7. The apparatus of claim 1, wherein the implosion chamber further comprises a static propeller attached to a surface of the implosion chamber and comprises a guide rim and a plurality of metal plate members peripherally and outwardly attached to a lower external surface of the implosion chamber.

8. The apparatus of claim 7, wherein the static propeller is positioned entirely above the flail propeller.

9. The apparatus of claim 1, wherein the inlet is offset from a central vertical axis of the implosion chamber.

10. The apparatus of claim 1, wherein the implosion chamber further comprises a flow enhancement plate extending at a declining slope from an interior sidewall of the implosion chamber and configured to receive the solid material from the input and direct the solid material towards the conical member.

11. The apparatus of claim 1, wherein the implosion chamber further comprises a mass distributor having an inclined wall positioned around the conical member, wherein the incline slopes downward toward the conical member and the conical member is configured to deflect the soundwaves toward the inclined wall.

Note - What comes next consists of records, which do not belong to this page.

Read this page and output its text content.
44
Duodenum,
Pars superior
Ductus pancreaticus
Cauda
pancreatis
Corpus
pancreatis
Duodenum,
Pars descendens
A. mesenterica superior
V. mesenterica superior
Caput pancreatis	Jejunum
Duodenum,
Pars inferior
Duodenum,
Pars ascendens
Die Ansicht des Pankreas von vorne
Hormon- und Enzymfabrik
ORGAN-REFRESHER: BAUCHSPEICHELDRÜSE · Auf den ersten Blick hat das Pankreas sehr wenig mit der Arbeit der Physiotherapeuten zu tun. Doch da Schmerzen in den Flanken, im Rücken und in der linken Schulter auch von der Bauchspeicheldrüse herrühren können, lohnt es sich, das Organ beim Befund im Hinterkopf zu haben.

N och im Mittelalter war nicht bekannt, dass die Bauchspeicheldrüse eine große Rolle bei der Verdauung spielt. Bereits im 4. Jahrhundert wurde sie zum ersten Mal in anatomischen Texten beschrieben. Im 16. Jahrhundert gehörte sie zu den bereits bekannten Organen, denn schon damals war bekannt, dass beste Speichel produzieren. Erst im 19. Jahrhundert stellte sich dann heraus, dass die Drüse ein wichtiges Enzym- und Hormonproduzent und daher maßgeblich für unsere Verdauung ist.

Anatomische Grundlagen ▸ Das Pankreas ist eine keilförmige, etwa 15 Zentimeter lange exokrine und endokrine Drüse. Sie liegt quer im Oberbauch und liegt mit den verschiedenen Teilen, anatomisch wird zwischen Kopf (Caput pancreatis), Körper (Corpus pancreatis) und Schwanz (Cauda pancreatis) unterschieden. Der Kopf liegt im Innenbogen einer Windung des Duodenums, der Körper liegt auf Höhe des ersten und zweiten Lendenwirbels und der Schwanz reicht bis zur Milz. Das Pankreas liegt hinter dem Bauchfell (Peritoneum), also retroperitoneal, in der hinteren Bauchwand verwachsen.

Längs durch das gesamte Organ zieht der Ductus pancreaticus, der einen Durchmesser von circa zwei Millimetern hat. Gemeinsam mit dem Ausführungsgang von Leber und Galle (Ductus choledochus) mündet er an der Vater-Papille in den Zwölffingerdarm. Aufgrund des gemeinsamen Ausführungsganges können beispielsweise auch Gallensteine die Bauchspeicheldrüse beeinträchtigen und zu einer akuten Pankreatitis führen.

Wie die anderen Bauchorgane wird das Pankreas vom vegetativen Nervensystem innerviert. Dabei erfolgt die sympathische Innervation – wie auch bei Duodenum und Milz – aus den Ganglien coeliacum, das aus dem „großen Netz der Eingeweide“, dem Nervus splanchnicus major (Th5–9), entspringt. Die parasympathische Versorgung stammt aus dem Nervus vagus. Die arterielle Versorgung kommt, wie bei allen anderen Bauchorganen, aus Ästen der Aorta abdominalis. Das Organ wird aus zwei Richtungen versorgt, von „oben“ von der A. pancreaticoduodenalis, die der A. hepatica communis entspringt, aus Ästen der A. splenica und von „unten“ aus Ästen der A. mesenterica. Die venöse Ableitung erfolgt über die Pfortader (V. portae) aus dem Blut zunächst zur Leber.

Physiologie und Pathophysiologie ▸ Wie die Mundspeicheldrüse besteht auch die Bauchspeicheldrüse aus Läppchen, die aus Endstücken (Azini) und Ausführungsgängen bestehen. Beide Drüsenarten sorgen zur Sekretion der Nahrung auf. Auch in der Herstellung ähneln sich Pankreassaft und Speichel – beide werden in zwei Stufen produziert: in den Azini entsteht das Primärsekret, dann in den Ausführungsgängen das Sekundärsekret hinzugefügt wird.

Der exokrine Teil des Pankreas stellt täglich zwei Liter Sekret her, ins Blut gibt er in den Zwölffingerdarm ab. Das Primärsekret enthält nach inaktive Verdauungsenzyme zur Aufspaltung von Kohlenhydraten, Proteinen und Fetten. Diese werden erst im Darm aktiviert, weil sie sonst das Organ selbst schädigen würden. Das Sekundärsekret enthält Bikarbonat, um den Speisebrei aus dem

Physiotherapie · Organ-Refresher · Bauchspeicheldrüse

12. The apparatus of claim 1, wherein a back wall of the mass distributor is parallel to the sidewall of the implosion chamber.

13. The apparatus of claim 1, wherein the flow enhancement plate is disposed above the mass distributor and mass circulator.

14. The apparatus of claim 1, wherein the mass circulator comprises a central opening sized to receive the conical member.

15. The apparatus of claim 1, wherein the separation column is disposed directly above the conical member and configured to transport the solid material and the smaller particles from the implosion chamber to the separating section.

16. The apparatus of claim 1, further comprising a return chute operably connected to the cyclone exhaust and adapted to reintroduce the solid material to the implosion chamber.

17. The apparatus of claim 16, wherein the input and the return chute introduce the solid material offset from a central vertical axis of the implosion chamber.

18. The apparatus of claim 1, wherein the solid material and the smaller particles are separated in the separating section via a variable speed fan configured to separate particles based on size as determined by a speed setting of the fan.